We headed out again later and rented bicycles to ride the short distance to the elephant breeding centre. It was a hot, sweaty and very bumpy ride with creaky, wobbly bikes but the scenary was beautiful. We passed rice paddies, buffaloes grazing in paddocks, goats climbing every wall and lots of large, mud walled, thatched houses where the old men would be sitting outside chatting with kids running all over the shop. The ride was a bit longer than we’d expected and after asking for directions a couple of times we reached a small river crossing. Leaving the bikes, we hopped in a small wooden boat to be rowed over to the breeding centre.
There wasn’t much to see other than a row of stables, we arrived at around 3:30pm and the mum elephants were being led in from the jungle where they’d been out grazing, closely followed by their kids. Some were so tiny they could hide underneath between their parents legs. Our hearts started beating faster when one mischievous youngster turned away from the stable and started trotting towards Rhys. We wandered up and down the field watching the elephants for a while before heading back into the village, stopping to buy jungle honey on route.
|Elephants at the Breeding Centre, Chitwan National Park.|
|Baby elephant, Chitwan National Park.|
After some chill time at the hotel, we walked into town and ate a Nepali meal on plastic seats at the side of the street by candle light.

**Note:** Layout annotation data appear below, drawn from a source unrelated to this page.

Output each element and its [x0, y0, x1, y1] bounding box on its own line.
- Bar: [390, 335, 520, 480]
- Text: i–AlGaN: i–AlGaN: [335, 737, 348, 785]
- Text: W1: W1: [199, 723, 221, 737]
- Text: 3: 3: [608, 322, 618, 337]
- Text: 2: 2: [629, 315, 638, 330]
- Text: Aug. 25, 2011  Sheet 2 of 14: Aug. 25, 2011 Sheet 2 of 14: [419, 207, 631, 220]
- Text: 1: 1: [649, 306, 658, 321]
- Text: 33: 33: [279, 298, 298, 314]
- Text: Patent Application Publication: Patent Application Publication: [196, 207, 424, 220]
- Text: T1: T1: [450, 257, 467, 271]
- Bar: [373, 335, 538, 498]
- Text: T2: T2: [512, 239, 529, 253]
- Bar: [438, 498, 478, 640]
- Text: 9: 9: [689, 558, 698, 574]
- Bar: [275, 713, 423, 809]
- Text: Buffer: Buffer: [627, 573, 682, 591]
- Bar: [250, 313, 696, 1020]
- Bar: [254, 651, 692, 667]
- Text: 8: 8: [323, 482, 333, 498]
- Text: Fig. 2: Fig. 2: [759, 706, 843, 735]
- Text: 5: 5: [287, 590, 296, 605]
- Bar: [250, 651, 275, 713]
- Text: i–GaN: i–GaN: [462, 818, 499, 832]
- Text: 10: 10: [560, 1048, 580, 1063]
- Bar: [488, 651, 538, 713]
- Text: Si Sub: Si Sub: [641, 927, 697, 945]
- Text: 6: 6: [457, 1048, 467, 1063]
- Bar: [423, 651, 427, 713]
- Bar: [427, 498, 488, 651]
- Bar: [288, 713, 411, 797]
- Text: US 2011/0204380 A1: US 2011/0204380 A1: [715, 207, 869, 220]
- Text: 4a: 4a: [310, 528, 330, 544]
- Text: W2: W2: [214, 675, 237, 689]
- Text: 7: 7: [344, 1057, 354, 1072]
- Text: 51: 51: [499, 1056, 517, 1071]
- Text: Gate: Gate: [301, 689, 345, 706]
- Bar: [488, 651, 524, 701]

We’d decided it was worth setting the alarm for another early start even though we didn’t have a trip planned and our bus back to Kathmandu wasn’t until 9am. By 6am we were out walking along the river in search of crocodiles and rhinos. We didn’t have any luck and on the way back to our room stopped for breakfast. Walking back to the river after our meal we ended up finding a whole new path we’d never known was there. A local guy told us they’d seen rhinos that morning along the trail so we followed it as far as some elephant stables. It was the perfect place for grazing rhinos but by then was too late in the day and we had no luck. We spotted more kingfishers and crocodiles and enjoyed the walk, as we’d seen a rhino the previous day we weren’t too disheartened.
After a misunderstanding paying the hotel bill, we were finally transferred to the bus park where we boarded the bus for the final journey, the fourth time we’d driven along the Trisuli River valley. After a few stops for samosas we arrived in Thamel and walked back to our hostel. It was already late afternoon but we had some final chores to run, laundry to put in, paintings to collect, yet another parcel to send to the UK and a haircut and super powerful head massage for Rhys, I could barely stifle the laughter watching him in the mirror.
As it was our last night in Nepal, we decided to head to a Lonely Planet recommended momo restaurant for dumplings. We arrived 5 minutes before last orders and had a delicious last meal before wandering back to the room.
We had the full day before our 9pm flight and had hoped to do some more sightseeing. Just as we sat on the roof terrace to wait for breakfast, it started to drizzle. We were due to collect our passports from the Chinese embassy that morning and walked over, excited to have one more visa out of the way before returning to the hostel to wait out the weather. The rain didn’t stop and we ended up back in Himalayan Java for more coffee and cake.
We had a taxi arranged to collect us from the hostel for the ride to the airport and made it through security with plenty of time to kill. Our flight left on time and we began the first 4 1/2 hours of a very long night.